In einem kleinen Bergdorf gilt die grausame Tradition, daß jeder, der das 70. Lebensjahr erreicht, sich zum Sterben auf den Berg Nara zurückziehen muß. Das sichert unter Anderem das Überleben der Familie, da diese Menschen in erbärmlichster Armut ihr Dasein fristen und sich autark von selbstgeführter Landwirtschaft ernähren müssen. Das bißchen Grünzeug wird der rauhen Natur abgetrotzt, denn es ist kalt dort oben, der erste Schnee fällt früh. Orin (Sumiko Sakamoto) hat ihr siebzigstes Lebensjahr erreicht, nun ist sie an der Reihe. Ihre Familie sperrt sich gegen die Tradition da sie noch bei bester Gesundheit ist, insbesondere der älteste Sohn Tatsuhei (Ken Ogata) kommt mit dem Abschied nicht zurecht. In einer schrecklichen Szene schlägt sie sich selbst die Vorderzähne an einem Mühlstein aus, um zunehmende Gebrechen vorzutäuschen. Denn sie weiß, das beste was sie für ihre Kinder tun kann, ist sterben.

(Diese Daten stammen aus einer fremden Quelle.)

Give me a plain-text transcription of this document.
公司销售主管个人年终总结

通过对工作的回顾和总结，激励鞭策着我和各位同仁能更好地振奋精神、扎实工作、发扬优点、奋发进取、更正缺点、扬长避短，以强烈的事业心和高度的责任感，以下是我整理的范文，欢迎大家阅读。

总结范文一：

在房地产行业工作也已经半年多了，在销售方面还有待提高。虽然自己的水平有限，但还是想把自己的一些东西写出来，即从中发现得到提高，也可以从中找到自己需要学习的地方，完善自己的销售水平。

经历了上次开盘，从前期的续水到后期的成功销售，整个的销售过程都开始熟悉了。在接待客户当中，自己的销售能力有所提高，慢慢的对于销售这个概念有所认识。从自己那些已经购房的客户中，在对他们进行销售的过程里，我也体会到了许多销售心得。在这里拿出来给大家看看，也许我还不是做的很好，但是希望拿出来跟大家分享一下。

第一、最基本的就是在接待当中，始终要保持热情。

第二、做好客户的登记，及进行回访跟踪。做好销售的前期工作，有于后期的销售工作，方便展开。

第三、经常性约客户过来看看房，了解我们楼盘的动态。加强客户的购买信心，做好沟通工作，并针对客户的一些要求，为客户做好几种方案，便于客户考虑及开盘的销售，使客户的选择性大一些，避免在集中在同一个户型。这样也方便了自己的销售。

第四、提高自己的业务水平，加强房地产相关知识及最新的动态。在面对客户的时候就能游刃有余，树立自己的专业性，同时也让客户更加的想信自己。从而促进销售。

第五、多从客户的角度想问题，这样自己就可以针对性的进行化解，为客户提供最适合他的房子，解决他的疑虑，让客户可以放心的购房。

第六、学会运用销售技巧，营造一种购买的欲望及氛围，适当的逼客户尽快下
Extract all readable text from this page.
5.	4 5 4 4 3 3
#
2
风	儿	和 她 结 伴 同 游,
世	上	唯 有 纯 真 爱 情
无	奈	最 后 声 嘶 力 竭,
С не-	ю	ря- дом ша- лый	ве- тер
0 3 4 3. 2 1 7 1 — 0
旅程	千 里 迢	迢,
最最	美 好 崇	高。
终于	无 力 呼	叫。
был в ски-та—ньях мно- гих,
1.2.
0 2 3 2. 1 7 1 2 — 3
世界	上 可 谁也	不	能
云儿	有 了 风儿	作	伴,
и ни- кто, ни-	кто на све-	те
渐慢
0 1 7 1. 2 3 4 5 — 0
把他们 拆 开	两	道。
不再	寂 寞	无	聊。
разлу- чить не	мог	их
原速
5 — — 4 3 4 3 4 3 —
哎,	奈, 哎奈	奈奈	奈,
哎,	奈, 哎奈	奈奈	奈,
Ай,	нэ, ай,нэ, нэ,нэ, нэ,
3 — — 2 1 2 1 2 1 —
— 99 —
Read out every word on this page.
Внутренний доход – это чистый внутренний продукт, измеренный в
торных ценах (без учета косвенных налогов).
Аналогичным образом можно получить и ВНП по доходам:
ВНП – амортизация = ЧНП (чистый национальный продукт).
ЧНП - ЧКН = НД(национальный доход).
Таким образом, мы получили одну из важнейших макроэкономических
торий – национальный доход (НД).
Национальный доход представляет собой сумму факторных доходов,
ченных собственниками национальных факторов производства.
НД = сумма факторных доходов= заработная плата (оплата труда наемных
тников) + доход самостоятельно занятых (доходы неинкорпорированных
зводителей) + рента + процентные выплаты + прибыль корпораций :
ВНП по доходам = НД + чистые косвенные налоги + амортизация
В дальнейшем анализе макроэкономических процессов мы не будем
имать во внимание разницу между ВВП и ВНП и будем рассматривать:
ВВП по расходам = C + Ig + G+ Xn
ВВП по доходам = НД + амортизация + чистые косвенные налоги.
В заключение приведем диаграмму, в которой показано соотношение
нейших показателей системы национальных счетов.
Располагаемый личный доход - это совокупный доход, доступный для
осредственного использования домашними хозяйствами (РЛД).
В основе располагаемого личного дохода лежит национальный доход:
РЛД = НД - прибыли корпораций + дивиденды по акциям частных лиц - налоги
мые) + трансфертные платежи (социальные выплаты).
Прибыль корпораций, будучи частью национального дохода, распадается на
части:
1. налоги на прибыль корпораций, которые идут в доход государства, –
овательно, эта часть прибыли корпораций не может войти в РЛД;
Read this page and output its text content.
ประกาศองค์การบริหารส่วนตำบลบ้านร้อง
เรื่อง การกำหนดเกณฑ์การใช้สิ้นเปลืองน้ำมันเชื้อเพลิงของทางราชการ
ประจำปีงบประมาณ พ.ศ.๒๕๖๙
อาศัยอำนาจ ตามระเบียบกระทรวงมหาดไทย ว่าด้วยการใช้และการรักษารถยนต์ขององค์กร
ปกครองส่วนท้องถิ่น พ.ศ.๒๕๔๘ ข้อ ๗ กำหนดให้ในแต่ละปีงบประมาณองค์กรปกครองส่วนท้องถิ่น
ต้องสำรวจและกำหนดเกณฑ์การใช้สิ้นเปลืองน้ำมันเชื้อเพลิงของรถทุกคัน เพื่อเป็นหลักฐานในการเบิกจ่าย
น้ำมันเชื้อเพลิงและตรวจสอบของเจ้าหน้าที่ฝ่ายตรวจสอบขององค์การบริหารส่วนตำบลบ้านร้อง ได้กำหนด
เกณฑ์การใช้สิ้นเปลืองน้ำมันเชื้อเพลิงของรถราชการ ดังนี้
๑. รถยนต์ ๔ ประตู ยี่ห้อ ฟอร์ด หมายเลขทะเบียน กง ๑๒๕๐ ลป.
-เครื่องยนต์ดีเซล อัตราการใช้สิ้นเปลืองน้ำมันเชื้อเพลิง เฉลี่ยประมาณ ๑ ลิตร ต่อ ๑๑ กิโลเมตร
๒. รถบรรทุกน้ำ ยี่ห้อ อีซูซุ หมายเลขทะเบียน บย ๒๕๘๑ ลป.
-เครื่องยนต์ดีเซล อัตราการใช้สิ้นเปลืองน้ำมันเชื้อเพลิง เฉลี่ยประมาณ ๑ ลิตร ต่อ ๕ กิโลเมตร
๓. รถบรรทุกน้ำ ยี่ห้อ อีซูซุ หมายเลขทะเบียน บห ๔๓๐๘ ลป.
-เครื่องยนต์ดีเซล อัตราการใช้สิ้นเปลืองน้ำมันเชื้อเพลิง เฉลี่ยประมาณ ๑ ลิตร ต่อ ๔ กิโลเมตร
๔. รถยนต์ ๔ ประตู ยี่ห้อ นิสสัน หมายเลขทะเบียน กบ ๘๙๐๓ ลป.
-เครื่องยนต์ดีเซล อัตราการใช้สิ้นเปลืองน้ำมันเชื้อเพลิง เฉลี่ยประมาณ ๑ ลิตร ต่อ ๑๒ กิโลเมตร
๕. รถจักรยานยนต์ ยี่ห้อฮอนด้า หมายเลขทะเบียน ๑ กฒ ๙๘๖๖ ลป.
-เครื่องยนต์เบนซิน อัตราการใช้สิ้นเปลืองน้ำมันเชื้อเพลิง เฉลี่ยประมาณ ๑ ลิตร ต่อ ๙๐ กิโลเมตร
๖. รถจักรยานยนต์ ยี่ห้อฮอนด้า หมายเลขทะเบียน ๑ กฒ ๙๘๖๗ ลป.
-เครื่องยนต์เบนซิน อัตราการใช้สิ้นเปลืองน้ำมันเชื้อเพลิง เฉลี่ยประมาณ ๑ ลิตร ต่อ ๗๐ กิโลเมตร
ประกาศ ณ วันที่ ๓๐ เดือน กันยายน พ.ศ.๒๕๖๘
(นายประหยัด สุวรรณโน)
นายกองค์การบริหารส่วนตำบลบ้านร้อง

Ein spröder Film von Imamura, einmal mehr. Schöne Landschaftsaufnahmen bar jeder Romantik werden mit der harten Realität der Bauern verknüpft, mit einem Portrait, einem Ausschnitt aus dem Leben der Dorfgemeinschaft. Da geht es vor allem um das Essen, was konkret 'Überleben' meint, um Diebstahl, Sexualität, Gewalt und Vergewaltigung, Tradition und Individualität. Und wie immer bei Imamura: um das große Ganze irgendwie. In allegorischen Bildern werden Ausschnitte aus dem Lebenskreislauf gezeigt: Die Ratten fressen die Schlange, die Schlange die Maus, der Häher die Schlange, die Menschen den Hasen, der Rabe den toten Menschen, usw usf. Da kommt einem der Kurzfilm Imamuras aus der 9/11- Zusammenstellung (Eleven Minutes, Nine Seconds, One Image: September 11) in den Sinn. Von der Ästhetik ist das sehr ähnlich in diesen Szenen. Fraglich aber, ob das dem Film gut tut, ihn metaphorisch noch weiter aufzuladen, als er es sowieso schon ist. Denn Themen werden hier so einige verhandelt. Richtig gut ist allerdings der Schluß. Da stellt sich ein Moment der Erhabenheit ein, bei dem der Film dann tatsächlich über sich selbst hinausstrahlt.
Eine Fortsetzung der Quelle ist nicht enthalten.